Remember when this speech was used by the incoming Dick Murphy to launch his forgettable ten goals to create a more livable and lovable San Diego? He reminded me then of a charming small-town pastor who had worked out a pleasantly distracting sermon, one that offered no conceivable crevice for criticism, one that could never lead to dismissal by his congregation.
But last January, as Murphy prepared yet another variation on that pastoral theme, there was one thing he didn't know. His offices and those of city council members had already been secretly bugged for months by United States Attorney Carol Lam.
The roof was already caving in on City Hall. The mayor and city council were in denial about a billion-dollar deficit in the city pension fund.
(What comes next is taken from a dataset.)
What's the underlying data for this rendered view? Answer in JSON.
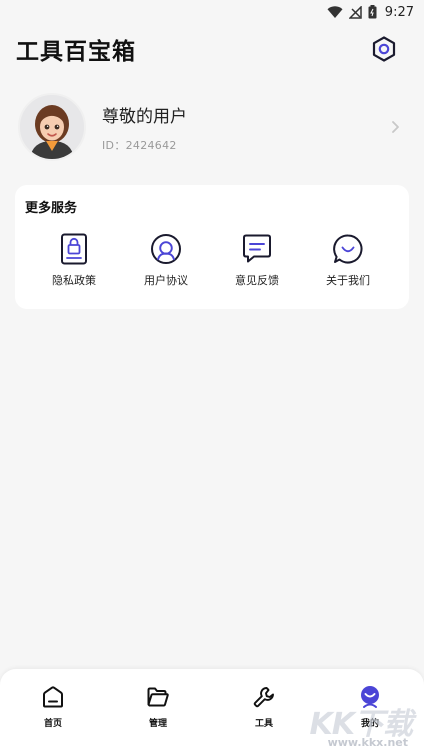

They could no longer blame the stock market. The market broke even last year. Our deficit got much worse. Yet those who created this mess inside City Hall seemed oblivious to the growing furor outside, and to the intense attention they were drawing from federal agencies.
In newspaper columns last year, I proposed a State of the City address hoping to offer Mayor Murphy some lines for facing the truth. The speech we needed then, and need even more now, to prevent a San Diego scandal, goes like this:
"Tonight I am ordering a 12 percent reduction in spending in the mayor's office, and asking members of Council to do the same. To regain the city's credit rating, we must cut budget. This will reduce city services and maintenance. But we must stand side-by-side through this crisis. Our city government must not only look open, but it now will be truly open. We will make that our priority. Political ambitions will not interfere with public needs.
The pension fund shows huge losses, and the city must again defer its contribution. I ask city employees, union leaders, and the city manager to join in revoking increased benefits. We face layoffs of police and fire officers. We must cease discussions of capital projects, including stadium or library, until this emergency ends."
That's what Mayor Murphy should have said long ago.
In this new year, the need is desperate. In its beginning, the shame of City Hall seemed a passing side show. It has since become a grimy melodrama. With federal posses turning up records at City Hall, blocking the shredding of documents, and pushing past office secretaries to subpoena high officials, more criminal charges are likely ahead.
I voted once for Mayor Murphy because I considered him an incorruptible judge who would not tolerate corruption at City Hall. That's the mayor I want to hear on Monday.